OpenAI says its GPT-4o update could be ‘uncomfortable, unsettling, and cause distress’

OpenAI says its GPT-4o update could be 'uncomfortable, unsettling, and cause distress'
OpenAI says its GPT-4o update could be ‘uncomfortable, unsettling, and cause distress’

OpenAI rolled back a GPT-4o update for ChatGPT that caused the chatbot’s default personality to be “overly flattering or agreeable – often described as sycophantic” and that “sycophantic interactions can be uncomfortable, unsettling, and cause distress,” the company says in a blog post.
The company introduced a GPT-4o update last week that included adjustments “aimed at improving the model’s default personality to make it feel more intuitive and effective across a variety of tasks,” according to the post.
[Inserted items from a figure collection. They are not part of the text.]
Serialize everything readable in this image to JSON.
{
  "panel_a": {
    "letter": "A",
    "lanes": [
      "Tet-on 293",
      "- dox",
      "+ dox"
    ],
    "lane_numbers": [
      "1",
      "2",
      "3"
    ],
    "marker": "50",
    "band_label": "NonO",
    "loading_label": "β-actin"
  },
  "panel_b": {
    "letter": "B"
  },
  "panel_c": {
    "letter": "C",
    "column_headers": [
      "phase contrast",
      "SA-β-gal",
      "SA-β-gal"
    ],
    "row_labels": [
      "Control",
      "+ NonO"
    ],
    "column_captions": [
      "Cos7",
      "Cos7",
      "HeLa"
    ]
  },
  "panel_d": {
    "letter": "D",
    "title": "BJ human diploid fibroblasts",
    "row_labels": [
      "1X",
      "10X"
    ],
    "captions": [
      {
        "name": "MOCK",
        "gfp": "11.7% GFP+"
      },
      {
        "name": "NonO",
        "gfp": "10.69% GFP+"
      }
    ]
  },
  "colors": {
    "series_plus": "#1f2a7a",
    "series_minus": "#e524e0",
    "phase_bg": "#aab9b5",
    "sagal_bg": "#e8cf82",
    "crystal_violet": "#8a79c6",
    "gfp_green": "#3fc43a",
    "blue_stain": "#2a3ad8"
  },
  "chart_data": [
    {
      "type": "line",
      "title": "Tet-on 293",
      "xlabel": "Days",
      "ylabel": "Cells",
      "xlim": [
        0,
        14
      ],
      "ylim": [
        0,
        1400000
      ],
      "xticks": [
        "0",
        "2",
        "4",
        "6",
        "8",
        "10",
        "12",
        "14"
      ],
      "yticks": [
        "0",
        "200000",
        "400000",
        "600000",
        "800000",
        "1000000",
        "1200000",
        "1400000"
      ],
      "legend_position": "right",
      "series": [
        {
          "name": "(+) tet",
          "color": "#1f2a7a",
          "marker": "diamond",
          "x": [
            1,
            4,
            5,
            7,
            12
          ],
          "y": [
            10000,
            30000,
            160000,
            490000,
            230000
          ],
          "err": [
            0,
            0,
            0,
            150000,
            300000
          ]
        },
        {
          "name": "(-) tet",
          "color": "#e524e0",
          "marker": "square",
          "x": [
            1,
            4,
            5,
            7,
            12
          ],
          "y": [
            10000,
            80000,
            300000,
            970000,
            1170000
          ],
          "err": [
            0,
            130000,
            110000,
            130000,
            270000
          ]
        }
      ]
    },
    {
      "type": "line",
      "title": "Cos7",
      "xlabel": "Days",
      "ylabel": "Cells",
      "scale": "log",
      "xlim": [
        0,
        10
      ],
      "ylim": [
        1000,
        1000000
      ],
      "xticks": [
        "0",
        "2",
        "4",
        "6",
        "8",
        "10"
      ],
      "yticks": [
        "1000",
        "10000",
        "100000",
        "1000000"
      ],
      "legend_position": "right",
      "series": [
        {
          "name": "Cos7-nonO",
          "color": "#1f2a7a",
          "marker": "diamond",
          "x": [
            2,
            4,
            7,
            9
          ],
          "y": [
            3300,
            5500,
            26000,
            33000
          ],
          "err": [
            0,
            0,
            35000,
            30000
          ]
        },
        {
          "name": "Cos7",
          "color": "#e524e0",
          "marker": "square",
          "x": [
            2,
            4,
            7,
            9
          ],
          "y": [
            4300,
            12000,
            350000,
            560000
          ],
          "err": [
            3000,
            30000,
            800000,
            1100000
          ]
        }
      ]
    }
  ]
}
OpenAI says it starts shaping model behavior first with what’s outlined in its Model Spec and teaches the models how to apply the principles in that spec “by incorporating user signals like thumbs-up / thumbs-down feedback on ChatGPT responses.”
But with the rolled-back update, OpenAI says that “we focused too much on short-term feedback, and did not fully account for how users’ interactions with ChatGPT evolve over time.” That meant that “GPT‑4o skewed towards responses that were overly supportive but disingenuous.”
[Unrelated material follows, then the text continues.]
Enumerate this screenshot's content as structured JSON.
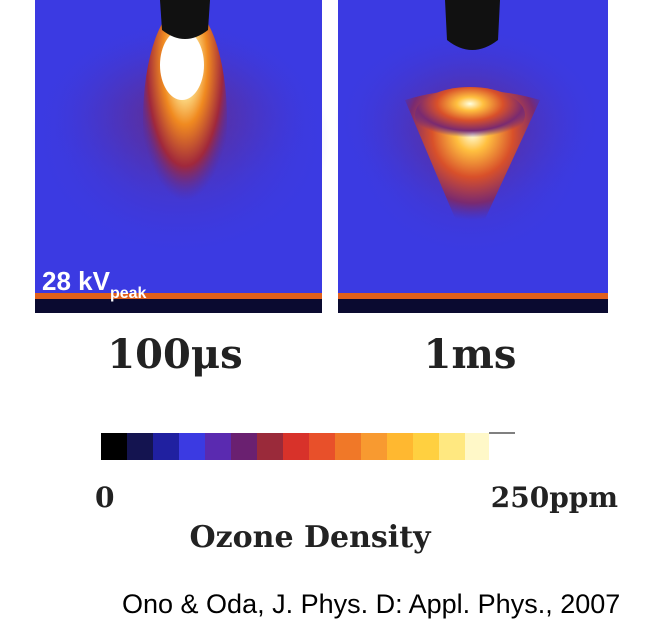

OpenAI designs ChatGPT’s default personality to “reflect our mission and be useful, supportive, and respectful of different values and experience,” the blog post says, but adds that “each of these desirable qualities like attempting to be useful or supportive can have unintended side effects.” The company says that “a single default can’t capture every preference” for its 500 million weekly ChatGPT users.
OpenAI will be “taking more steps to realign the model’s behavior,” including “refining core training techniques and system prompts to explicitly steer the model away from sycophancy” and “expanding ways” for users to give feedback. “We also believe users should have more control over how ChatGPT behaves and, to the extent that it is safe and feasible, make adjustments if they don’t agree with the default behavior,” the company says.